The memory came flooding back when we checked into the little hotel off of California route 1. I was waiting in the car as my mom checked us into the extremely clean and simple hotel. As I waited in the car, I watched a women in the housekeeping department walk across the parking lot with her roughly 11 year old daughter. It was a tender moment where clearly the daughter had walked from home to see her mom. The mother had her arm around her daughter, their heads together clearly sharing a story and then she did what we all do; she brushed some brown hair off her Beautie's forehead and kissed her daughter. My window was partially open and I could hear them giggling in Spanish. It was a tender moment. This woman loved her daughter with a fierceness that resonated in my core. We were the same.

But, I digress...

When Jeff and I lived in Seattle early in our marriage, we worshiped at the Cathedral of St. James. Cathedrals are considered the home church for bishops.  For instance, Pope Francis has a few tittles, one includes Bishop of Rome. While we were living in Seattle in the mid to late nineties, the bishop was a kind gentleman named Archbishop Thomas Murphy. Still in his heart, a simple Irish guy from Chicago. Sadly for all of us, he died in 1997 of complications from leukemia.

Jeff and I had a number of fantastic encounters with him. I adored each and every one.  It always amazes me when a super successful person, is still at their core who they were as a kid. A true Irishman in his heart, a gentle soul, a storyteller...

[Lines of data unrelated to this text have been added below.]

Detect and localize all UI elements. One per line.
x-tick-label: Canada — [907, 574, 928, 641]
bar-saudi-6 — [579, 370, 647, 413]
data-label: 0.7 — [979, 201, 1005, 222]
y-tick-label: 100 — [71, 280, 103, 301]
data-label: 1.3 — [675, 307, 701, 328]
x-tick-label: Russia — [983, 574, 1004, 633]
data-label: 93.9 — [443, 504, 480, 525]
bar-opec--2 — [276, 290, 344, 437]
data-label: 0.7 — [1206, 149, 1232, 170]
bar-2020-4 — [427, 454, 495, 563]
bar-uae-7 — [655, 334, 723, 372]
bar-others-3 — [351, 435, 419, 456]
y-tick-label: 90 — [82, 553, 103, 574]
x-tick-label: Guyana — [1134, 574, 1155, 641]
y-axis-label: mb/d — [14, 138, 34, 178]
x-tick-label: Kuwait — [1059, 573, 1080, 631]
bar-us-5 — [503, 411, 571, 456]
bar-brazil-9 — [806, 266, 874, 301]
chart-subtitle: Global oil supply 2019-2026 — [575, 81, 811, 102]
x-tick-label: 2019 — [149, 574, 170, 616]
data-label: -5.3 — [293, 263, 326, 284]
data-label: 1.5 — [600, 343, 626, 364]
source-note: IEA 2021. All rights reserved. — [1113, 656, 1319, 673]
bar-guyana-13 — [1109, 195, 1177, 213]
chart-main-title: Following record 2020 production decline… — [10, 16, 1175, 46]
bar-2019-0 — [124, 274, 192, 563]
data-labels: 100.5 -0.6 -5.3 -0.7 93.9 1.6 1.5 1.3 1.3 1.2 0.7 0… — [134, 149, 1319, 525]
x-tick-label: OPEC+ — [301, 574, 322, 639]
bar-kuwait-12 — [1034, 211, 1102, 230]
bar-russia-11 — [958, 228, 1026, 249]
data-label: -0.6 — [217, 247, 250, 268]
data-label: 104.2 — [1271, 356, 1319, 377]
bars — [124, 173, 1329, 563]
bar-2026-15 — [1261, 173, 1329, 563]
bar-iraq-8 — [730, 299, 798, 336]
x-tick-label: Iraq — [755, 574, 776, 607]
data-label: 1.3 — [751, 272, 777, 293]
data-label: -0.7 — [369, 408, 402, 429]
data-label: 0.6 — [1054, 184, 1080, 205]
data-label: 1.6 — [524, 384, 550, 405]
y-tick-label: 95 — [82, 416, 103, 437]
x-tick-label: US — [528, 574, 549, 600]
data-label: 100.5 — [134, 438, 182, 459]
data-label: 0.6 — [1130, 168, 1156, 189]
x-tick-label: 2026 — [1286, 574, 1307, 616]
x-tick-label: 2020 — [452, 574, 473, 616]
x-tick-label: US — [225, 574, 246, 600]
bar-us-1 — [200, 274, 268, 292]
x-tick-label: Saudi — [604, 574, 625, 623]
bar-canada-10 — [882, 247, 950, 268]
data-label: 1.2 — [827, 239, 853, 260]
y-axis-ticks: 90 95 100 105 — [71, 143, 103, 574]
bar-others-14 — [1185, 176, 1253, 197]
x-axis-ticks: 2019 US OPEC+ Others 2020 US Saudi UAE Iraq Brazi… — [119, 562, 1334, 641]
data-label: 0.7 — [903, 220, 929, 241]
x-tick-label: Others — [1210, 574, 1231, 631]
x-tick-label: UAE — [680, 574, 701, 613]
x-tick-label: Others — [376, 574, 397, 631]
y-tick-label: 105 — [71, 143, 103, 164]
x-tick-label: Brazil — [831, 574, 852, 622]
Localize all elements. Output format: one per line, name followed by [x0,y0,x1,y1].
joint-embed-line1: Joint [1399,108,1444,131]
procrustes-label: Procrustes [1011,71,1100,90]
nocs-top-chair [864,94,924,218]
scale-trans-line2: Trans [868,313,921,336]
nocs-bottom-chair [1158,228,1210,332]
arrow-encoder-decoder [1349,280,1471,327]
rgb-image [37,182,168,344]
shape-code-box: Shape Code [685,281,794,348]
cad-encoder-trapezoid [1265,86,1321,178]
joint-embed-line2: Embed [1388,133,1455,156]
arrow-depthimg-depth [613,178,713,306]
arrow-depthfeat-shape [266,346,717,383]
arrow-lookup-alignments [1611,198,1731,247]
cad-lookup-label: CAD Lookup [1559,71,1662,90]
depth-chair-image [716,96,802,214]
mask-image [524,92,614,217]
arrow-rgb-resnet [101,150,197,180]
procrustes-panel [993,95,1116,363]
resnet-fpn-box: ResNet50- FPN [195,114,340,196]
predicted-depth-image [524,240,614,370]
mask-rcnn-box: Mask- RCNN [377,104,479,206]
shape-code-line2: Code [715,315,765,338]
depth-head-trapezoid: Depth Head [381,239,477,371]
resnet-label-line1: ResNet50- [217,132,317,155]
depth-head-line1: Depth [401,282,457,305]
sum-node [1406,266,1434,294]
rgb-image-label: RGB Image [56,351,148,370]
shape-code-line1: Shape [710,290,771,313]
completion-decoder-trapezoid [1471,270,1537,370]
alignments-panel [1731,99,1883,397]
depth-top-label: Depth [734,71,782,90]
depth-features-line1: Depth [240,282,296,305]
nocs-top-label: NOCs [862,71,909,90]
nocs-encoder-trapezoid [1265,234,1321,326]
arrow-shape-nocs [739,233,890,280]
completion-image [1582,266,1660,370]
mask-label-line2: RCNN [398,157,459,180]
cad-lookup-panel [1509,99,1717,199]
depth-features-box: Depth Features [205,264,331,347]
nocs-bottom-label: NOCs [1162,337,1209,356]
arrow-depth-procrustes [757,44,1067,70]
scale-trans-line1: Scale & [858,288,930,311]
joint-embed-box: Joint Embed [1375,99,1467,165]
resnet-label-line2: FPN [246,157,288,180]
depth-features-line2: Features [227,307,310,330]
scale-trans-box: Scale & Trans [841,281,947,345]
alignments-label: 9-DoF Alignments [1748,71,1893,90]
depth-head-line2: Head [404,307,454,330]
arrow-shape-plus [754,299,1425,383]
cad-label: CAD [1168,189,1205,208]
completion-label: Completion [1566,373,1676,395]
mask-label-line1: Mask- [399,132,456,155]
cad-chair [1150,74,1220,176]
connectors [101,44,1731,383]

I can't recall where we were when he shared this story, I think it was in a talk for our small prayer group.  He told the story of how he grew up without privledge in Chicago. His mother was a hotel maid. Whenever a guest left her a tip in the hotel room, she would use part of the tip to buy him a piece of candy.

It was a tiny thing really, but it could make his day. This special treat that he received, due to the kindness of a total stranger.  The tip idea stayed with him.

No matter where in the world he slept; he left a tip in his hotel room for housekeeping staff. Fancy hotel or plain little Inn, every housekeeping staff got a tip. I also think he left a note, but I can't really recall, it doesn't matter. You get the idea. As he shared the story, as only a good Irish storyteller can, it resonated with both Jeff and myself. The rich don't clean your room in hotels, it's the working poor, trying to make it in our world. With families, working so hard to give their Beauties a leg up, just like Archbishop Murphy's mother did.

He told the story with such softness, love and amazement. I can imagine his sweet round Irish face, those chubbly little boy fingers, reaching into mom's pocket hoping to find a treat. We are no matter our age sometimes just little people in larger bodies.

His story also reminded me never to leave a hotel a mess. I collect all the trash in one place, towels too. I just want the housekeeping staff (almost always women) not to have to work too hard to make the room for the next guest.

One story, one lesson, one man taught me about the working poor and how little acts can have ripple affects that you can't imagine.

We overlook so many in our world just by being busy...

But, they are all our sisters. Each and every one.

Consider leaving a little note and tip on your next over night stay... You never know when your tip just may buy candy, a treat or touch someone's soul.